PCLS were pre-treated for 5d with vehicle, LOS or ENA (300 µM), followed by mock infection or infection with SARS-CoV-2 and incubation with vehicle, LOS or ENA for 1d or 2d. Thereafter, PCLS were harvested for analysis of viral replication, inflammatory responses, endoplasmic reticulum (ER) stress and apoptosis pathways.

Results

Both LOS and ENA significantly reduced viral replication in PCLS, with ENA being more potent.
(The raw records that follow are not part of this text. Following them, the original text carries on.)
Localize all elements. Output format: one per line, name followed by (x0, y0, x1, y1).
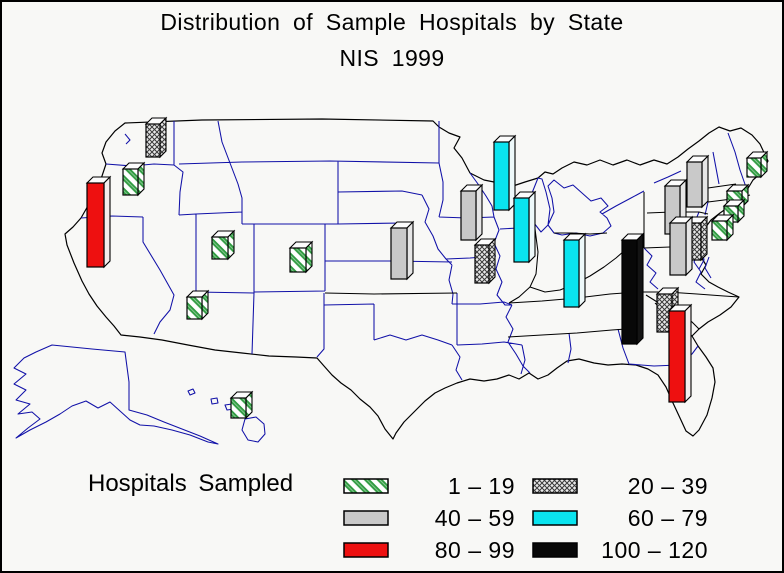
state-borders-blue (80, 120, 748, 381)
bar-georgia (620, 232, 645, 346)
chart-title: Distribution of Sample Hospitals by Stat… (160, 9, 624, 35)
legend-item-60-79: 60 – 79 (532, 504, 708, 531)
bar-new-jersey (710, 213, 735, 242)
bar-illinois (512, 190, 537, 264)
bar-colorado (288, 240, 314, 274)
bar-hawaii (229, 390, 254, 420)
mainland-outline (64, 118, 769, 440)
legend-item-100-120: 100 – 120 (532, 536, 708, 563)
bar-washington (144, 116, 168, 159)
bar-new-york (685, 154, 710, 209)
bar-missouri (473, 237, 497, 285)
legend-item-1-19: 1 – 19 (343, 472, 515, 499)
legend-swatch-100-120 (532, 542, 578, 558)
legend-range-label: 20 – 39 (627, 472, 708, 499)
legend-swatch-80-99 (343, 542, 389, 558)
bar-oregon (121, 161, 146, 197)
legend-range-label: 100 – 120 (601, 536, 708, 563)
bar-california (85, 175, 112, 269)
legend-swatch-20-39 (532, 478, 578, 494)
legend-item-80-99: 80 – 99 (343, 536, 515, 563)
hawaii-islands (187, 388, 266, 443)
bar-florida (667, 303, 693, 404)
legend-swatch-60-79 (532, 510, 578, 526)
legend-range-label: 60 – 79 (627, 504, 708, 531)
legend-swatch-40-59 (343, 510, 389, 526)
bar-iowa (459, 183, 484, 242)
bar-maine (745, 150, 769, 179)
alaska-outline (13, 344, 219, 445)
chart-subtitle: NIS 1999 (339, 45, 445, 71)
legend-title: Hospitals Sampled (88, 470, 294, 497)
legend-range-label: 40 – 59 (434, 504, 515, 531)
bar-tennessee (562, 232, 587, 309)
bar-kansas (389, 220, 415, 281)
bar-virginia (668, 215, 694, 277)
bar-wisconsin (492, 134, 517, 212)
bar-arizona (185, 289, 210, 321)
legend-swatch-1-19 (343, 478, 389, 494)
legend-item-40-59: 40 – 59 (343, 504, 515, 531)
bar-utah (210, 229, 236, 261)
state-bars (85, 116, 769, 420)
legend-range-label: 80 – 99 (434, 536, 515, 563)
legend-item-20-39: 20 – 39 (532, 472, 708, 499)
legend-range-label: 1 – 19 (448, 472, 515, 499)
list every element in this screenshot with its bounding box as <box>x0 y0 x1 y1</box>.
LOS was more efficient than ENA in reducing the expression of IL1B, CCL2, CXCL2 and TNFA, but not of IL6, whereas ENA preferentially caused a reduction of IL6 and CCL2 in SARS-CoV-2-infected PCLS. Further, ENA, but not LOS, significantly decreased the expression of viral entry factors, ACE2 and transmembrane serine protease 2 (TMPRSS2), in infected PCLS. Importantly, LOS or ENA did not exert cytotoxic effects.

Conclusions

RAAS-antagonizing drugs do not seem to exert detrimental effects during SARS-CoV-2 infection. In opposite, in an ex-vivo model of human PCLS, such treatment was found to dampen SARS-CoV-2 infection and consecutive inflammation.